Page history last edited by George O\'Docherty 5 years, 7 months ago


1968 was a time of much upheaval and demonstration against the establishment and social order, not just in France but also globally. These 'crises' came about as the culmination of the desire for freedom and change in societies exasperated with obsolete socio-ethical codes (saint-etienne.fr). This wider backdrop of social movements could help explain the increasing anti-status quo sentiment which permeated the events of May 68. 


United States


Perhaps the most renowned movements outside the student protests in France were those in the US. From the beginning of the 1960s the civil rights movement had been taking place, spearheaded by Martin Luther King. This was to have a profound social effect on America and affected much change politically with new legislation passed by Congress in April 1968 aimed at racial equality. The assassination of Martin Luther King during this month may have added fuel to the fire of public outcry and discontent.

The Vietnam War effort garnered much backlash due to the controversial and unclear reasons behind escalation. January 1968 saw the launch of the Tet Offensive where US embassy in Saigon was sieged by North Vietnamese forces, while March of this year saw the My Lai Massacre take place, where hundreds of unarmed civilians were slaughtered by US forces. When news of this eventually reached America the public were in shock and opposition towards the war effort grew.

The anti-war movement gained much popularity after student protests in Washington DC in March 1965, with further protests staged by university students in Berlin and in London. These reached a brutal climax when student protestors were shot at Ohio's Kent State University in 1970, resulting in the deaths of 4 people.

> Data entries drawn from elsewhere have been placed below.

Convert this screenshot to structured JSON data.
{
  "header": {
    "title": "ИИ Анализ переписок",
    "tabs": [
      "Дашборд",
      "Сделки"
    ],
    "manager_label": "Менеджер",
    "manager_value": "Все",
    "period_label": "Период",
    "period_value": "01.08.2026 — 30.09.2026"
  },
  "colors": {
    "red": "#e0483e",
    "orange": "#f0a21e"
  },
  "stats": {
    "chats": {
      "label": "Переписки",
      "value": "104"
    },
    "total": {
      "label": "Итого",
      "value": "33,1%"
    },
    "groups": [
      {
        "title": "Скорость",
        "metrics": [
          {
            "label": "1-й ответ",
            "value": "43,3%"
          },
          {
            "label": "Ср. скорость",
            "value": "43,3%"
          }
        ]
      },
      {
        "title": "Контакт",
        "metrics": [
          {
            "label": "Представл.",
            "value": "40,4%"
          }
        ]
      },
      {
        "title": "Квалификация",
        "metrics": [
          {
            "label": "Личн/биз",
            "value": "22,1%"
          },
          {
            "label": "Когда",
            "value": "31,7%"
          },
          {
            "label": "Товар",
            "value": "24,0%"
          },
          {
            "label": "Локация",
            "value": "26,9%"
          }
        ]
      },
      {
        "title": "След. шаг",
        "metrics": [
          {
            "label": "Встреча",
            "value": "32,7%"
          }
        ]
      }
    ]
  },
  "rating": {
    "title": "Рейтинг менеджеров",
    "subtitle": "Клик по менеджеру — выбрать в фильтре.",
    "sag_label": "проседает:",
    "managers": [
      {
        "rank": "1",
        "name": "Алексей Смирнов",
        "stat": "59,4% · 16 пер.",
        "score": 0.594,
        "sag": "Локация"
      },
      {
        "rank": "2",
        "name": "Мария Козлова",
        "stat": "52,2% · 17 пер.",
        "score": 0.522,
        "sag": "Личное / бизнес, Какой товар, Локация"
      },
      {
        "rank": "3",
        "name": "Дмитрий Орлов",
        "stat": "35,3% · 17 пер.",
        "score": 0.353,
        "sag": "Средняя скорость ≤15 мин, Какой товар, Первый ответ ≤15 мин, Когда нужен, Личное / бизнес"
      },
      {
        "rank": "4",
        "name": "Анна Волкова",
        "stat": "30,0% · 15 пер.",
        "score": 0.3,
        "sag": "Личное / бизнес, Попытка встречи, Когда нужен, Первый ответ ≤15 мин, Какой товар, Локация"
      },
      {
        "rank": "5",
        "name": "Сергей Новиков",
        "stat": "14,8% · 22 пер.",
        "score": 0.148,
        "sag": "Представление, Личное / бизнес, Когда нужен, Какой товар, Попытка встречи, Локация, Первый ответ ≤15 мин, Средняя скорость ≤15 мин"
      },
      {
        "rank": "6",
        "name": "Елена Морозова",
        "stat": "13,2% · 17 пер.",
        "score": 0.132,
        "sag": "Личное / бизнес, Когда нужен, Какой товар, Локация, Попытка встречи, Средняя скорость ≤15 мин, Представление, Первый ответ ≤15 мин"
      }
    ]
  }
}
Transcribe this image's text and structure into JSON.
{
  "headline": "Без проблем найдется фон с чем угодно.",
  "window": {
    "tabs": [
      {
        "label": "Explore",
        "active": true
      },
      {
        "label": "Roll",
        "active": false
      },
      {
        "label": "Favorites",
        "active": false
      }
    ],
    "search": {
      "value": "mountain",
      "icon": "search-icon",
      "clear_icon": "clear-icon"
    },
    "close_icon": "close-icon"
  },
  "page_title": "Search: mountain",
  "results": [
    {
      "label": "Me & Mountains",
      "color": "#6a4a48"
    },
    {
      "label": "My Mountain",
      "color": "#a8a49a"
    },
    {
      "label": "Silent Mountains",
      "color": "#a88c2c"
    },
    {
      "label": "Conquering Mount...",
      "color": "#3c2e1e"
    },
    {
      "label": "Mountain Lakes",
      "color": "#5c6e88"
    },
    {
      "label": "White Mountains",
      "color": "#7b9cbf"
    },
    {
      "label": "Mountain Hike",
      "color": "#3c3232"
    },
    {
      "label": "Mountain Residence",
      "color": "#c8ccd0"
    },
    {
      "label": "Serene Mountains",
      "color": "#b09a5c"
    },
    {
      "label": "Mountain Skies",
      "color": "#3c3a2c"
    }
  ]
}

Prague Spring - reformist politician Alexander Dubček was elected into Communist Party, culminating in Soviet military intervention to prevent the reforms which included economic decentralization. This period signaled a an effort towards liberalisation, with more rights granted to citizens and the relaxing of certain restrictions on free speech and the media. This certainly connects to the liberalisation and change sought by the students and workers striking and protesting May 1968.